Jason Hawes, Steve Gonsalves and Dave Tango from “Ghost Nation” call on their paranormal buddies Amy Bruni and Adam Berry of “Kindred Spirits,” with whom they used to investigate on “Ghost Hunters.” This time around, they reopen a case involving restless spirits at Seaview Terrace, the 40,000-square-foot, 54-room Rhode Island mansion famous for being featured on the Gothic vampire soap opera of the late ’60s, “Dark Shadows.”
The home’s long and twisted history began in 1907 when it was built in Washington, D.C., by the whiskey tycoon Edson Bradley and his wife, Julia. For health reasons, they later moved the entire structure to Rhode Island. The local government took it over in World War II and used it as officers’ housing. After the war ended, it became a boys’ school and then a school for girls and a dormitory for 36 years.

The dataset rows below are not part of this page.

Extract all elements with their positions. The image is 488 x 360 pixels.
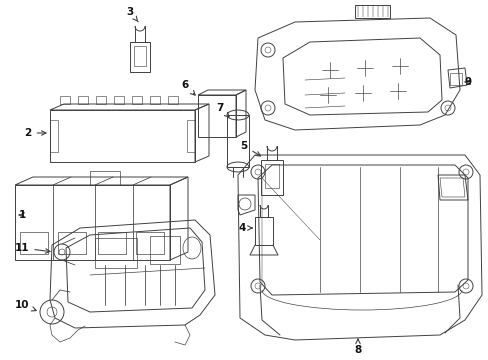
Text: 5: 5 — [240, 141, 260, 156]
Text: 1: 1 — [19, 210, 25, 220]
Text: 7: 7 — [216, 103, 229, 117]
Bar — [95, 238, 137, 268]
Bar — [20, 232, 48, 254]
Bar — [60, 96, 70, 104]
Bar — [134, 46, 146, 66]
Bar — [58, 232, 86, 254]
Text: 11: 11 — [15, 243, 50, 253]
Bar — [130, 42, 150, 72]
Text: 3: 3 — [126, 7, 138, 22]
Text: 10: 10 — [15, 300, 36, 311]
Bar — [50, 120, 58, 152]
Bar — [261, 160, 283, 195]
Bar — [98, 232, 126, 254]
Bar — [226, 115, 248, 167]
Text: 4: 4 — [238, 223, 251, 233]
Bar — [114, 96, 124, 104]
Bar — [96, 96, 106, 104]
Bar — [150, 236, 180, 264]
Bar — [132, 96, 142, 104]
Text: 6: 6 — [181, 80, 195, 95]
Bar — [264, 164, 279, 188]
Bar — [186, 120, 195, 152]
Text: 2: 2 — [24, 128, 46, 138]
Bar — [254, 217, 272, 245]
Text: 8: 8 — [354, 339, 361, 355]
Text: 9: 9 — [464, 77, 470, 87]
Bar — [168, 96, 178, 104]
Bar — [136, 232, 163, 254]
Bar — [150, 96, 160, 104]
Bar — [78, 96, 88, 104]
Bar — [449, 73, 461, 85]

Through the years, inhabitants have heard Mrs. Bradley, who died in 1929, playing the organ and seen her apparition wandering about. The current owner has felt fingers on the back of his neck and head “like I was being touched by a thousand people at the same time.”
“Dark Shadows” fans visit the site a few times during the year, and one such visitor is thought to have brought something truly dark to the home. The man, who had a passion for the show, was a self-proclaimed warlock and had performed a séance in one of the rooms, unleashing menacing forces in the house, who made themselves known.
“This place is wild,” Bruni said, recalling a weird sensation she felt when she has investigated the mansion in the past. The basement, in particular, creeped her out. “I remember distinctly because it was so scary, the feeling – I thought that the floor was crumbling over me. It felt like dirt was — and I was, like, ‘What is happening?’ But there was nothing there.”
Shadow figures, electric voice phenomena and doors moving on their own — and other truly creepy stuff — aside, the reunion was a memorable one for the team.
“It was just such a treat to be able to actually investigate together again because working with them is kind of how it all started for us,” Bruni said of herself and Berry, who became a paranormal investigator when he won a competition on “Ghost Hunters Academy” in 2010. “We are all like family.”
All the investigators on hand have a similar style — they try to talk with the spirits and not to them, more or less creating a conversation, not a confrontation. As Bruni put it, they try to “humanize” the spirits.
“When you first start [investigating], there is a fun novelty there where you’re trying to get scared,” she said, adding that then she tries to talk with them like she would want someone to talk with her. “We really started focusing on kind of entering the situation, like we’re walking into a party and we don’t know anybody and we’re trying to make friends, you know? And it seems to work.”
You can catch “Ghost Nation: Reunion in Hell” Halloween night on the Travel Channel at 8 p.m. ET/PT.